Vicky Johnston, the chair of the CSP professional network Agile, said: ‘I have no strong feelings on whether integration is a good or bad concept, and whether pooled budgets are the way forwards. It is very much dependent on how services evolve locally, and there is so much variability across England. What works in one area can be completely wrong for another.

‘As long as services are able to respond in a timely and efficient manner to meet a person’s need, and provide a quality service, then that is the most important factor.  My own personal experience is that data sharing and accessing computerised records is an area for much improvement. It is still difficult to have truly integrated electronic records across sectors such as the NHS and social care.’

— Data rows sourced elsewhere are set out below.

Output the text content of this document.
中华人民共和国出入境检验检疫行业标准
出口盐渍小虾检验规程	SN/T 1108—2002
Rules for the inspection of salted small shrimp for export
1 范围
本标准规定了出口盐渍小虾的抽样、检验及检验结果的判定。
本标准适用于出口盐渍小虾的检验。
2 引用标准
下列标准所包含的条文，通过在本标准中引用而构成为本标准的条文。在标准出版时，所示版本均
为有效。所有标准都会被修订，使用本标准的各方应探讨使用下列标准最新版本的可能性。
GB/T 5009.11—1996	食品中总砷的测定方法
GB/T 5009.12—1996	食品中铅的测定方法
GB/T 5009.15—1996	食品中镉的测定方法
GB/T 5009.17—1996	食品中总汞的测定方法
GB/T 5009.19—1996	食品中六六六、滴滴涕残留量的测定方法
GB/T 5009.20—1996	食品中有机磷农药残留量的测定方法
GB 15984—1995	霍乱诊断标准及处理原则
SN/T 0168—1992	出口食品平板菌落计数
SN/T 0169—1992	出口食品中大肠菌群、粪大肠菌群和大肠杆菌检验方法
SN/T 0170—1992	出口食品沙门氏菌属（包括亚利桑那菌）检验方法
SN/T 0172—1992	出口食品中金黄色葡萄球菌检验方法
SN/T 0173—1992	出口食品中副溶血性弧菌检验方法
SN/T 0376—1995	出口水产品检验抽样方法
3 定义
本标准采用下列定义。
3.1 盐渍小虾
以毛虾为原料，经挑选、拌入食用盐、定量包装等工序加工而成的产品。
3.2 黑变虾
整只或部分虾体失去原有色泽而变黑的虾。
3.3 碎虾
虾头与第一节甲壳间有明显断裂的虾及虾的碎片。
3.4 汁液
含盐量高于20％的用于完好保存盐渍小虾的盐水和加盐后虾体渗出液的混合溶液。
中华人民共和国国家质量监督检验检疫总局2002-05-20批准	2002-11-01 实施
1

Greenwich plans get go-ahead

Greenwich is one of 14 areas in England to receive a green light to fast-track the completion of their ‘out of hospital’ plans, the Department of Health and Department for Communities and Local Government said last month.

The announcement followed a review of the first set of local plans for the Better Care Fund. In the coming months, health and wellbeing boards – made up of councils and local health services – will be able to set their own ‘performance pot’ with a guideline reduction in unplanned admissions of at least 3.5 per cent. This equates to at least 185,500 fewer admissions a year, the announcement added.

In response, David Pearson, president of the Association of Directors of Adult Social Services, said: ‘We are disappointed that the local discretion which was at the heart of the Better Care Fund has been eroded, and that the social care indicators – generic to the conditions originally built into the fund and which brought our services centre stage – have been removed or pushed into the background.’